Most of WJOS's broadcasts were devoted to religious, family, and gospel music programming, much of it produced by the Christian Broadcasting Network.

===Local programming===
Barnhart's wife, Brenda, also a pastor of the Restoration Fellowship Church, hosted local news broadcasts on Thursday and Friday evenings. WJOS broadcast football and basketball games for Wahama High School in Mason, West Virginia, Gallia Academy, and Meigs County Schools. Religious programming included services and the program Joy for Your Journey, from the Syracuse Church of the Nazarene, services from Restoration Fellowship Church and Ripley Tabernacle Baptist Church on Sundays, along with gospel music on Monday evenings.

WJOS was involved in local community affairs, promoting local tourism with the Meigs County Chamber of Commerce, participating in a forum on local news coverage, and working with community members and churches to organize a support group for the bereaved.

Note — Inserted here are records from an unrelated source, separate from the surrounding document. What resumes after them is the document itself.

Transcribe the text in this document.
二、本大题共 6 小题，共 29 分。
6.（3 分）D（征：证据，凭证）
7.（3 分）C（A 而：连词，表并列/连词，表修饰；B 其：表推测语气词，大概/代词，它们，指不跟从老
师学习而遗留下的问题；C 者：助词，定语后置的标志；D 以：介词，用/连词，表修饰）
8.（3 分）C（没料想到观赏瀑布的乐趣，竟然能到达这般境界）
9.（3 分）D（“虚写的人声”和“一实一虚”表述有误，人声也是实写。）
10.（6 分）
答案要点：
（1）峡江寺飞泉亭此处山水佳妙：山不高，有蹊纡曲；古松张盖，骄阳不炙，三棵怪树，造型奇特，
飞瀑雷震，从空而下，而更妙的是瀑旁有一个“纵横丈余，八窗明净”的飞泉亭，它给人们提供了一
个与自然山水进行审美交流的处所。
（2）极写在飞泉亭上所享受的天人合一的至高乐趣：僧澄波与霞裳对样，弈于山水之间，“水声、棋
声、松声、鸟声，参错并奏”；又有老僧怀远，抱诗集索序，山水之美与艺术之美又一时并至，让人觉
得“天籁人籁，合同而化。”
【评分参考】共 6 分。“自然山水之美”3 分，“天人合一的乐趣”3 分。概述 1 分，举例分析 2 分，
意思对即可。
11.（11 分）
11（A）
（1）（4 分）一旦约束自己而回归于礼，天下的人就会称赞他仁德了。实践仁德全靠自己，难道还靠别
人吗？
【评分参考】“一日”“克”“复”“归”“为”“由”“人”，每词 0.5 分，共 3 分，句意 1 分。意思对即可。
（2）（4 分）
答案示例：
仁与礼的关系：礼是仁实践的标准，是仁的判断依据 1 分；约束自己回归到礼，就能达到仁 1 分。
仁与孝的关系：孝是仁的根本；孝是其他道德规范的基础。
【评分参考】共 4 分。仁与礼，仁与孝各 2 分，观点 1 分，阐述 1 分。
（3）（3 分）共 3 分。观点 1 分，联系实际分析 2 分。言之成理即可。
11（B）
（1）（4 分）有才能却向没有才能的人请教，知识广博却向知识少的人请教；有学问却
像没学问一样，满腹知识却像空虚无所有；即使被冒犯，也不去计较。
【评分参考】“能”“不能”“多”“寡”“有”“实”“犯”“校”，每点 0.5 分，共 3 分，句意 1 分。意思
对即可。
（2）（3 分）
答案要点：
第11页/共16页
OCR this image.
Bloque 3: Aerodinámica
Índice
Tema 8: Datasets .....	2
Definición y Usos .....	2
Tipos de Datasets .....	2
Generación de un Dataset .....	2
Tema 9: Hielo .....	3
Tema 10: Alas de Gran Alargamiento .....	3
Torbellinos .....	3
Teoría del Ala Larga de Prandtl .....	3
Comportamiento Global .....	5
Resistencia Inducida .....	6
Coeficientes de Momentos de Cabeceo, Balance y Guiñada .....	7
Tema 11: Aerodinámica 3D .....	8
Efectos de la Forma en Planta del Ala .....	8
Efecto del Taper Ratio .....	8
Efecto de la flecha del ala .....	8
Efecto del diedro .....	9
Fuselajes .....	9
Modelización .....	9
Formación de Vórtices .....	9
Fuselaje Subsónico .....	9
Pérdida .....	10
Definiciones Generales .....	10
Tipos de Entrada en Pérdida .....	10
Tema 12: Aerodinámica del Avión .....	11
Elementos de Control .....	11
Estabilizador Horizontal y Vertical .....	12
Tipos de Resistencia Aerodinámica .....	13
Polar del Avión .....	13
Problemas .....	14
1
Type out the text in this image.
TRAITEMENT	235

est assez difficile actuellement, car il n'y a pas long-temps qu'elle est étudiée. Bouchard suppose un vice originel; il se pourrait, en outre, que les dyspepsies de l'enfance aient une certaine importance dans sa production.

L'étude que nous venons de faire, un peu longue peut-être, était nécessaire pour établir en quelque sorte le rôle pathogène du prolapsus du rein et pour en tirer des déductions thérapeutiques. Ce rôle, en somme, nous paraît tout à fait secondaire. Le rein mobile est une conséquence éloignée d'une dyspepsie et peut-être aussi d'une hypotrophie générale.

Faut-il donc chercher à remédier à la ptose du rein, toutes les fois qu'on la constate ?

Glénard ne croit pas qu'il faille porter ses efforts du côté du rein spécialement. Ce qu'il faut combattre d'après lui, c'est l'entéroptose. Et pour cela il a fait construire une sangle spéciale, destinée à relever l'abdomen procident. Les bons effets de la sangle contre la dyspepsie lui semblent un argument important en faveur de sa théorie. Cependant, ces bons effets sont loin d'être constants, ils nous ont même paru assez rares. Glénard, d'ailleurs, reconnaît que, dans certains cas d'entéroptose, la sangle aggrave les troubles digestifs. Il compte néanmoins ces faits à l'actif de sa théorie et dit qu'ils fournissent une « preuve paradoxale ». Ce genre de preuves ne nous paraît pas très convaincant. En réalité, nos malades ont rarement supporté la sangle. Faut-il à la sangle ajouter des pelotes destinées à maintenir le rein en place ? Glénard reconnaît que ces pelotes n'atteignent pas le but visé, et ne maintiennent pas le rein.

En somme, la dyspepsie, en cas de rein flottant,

WJOS also broadcast area Christmas concerts, including the Choirs of Angels concert in 1998 and various performances on Christmas Along the River.

===Discontinuance===
The station's owner, William Barnhart, died in 2017, and ownership of WJOS passed to Brenda Barnhart as executrix of her husband's estate. In 2020, Brenda Barnhart announced she was in talks to sell the station to an unspecified man from Texas and friend of the Barnharts whose programs had aired on WJOS; the buyer would eliminate local programming but continue to provide Christian programming. The sale never closed, and the station went dark some time in 2021. Its license was canceled by the Federal Communications Commission on April 28, 2023.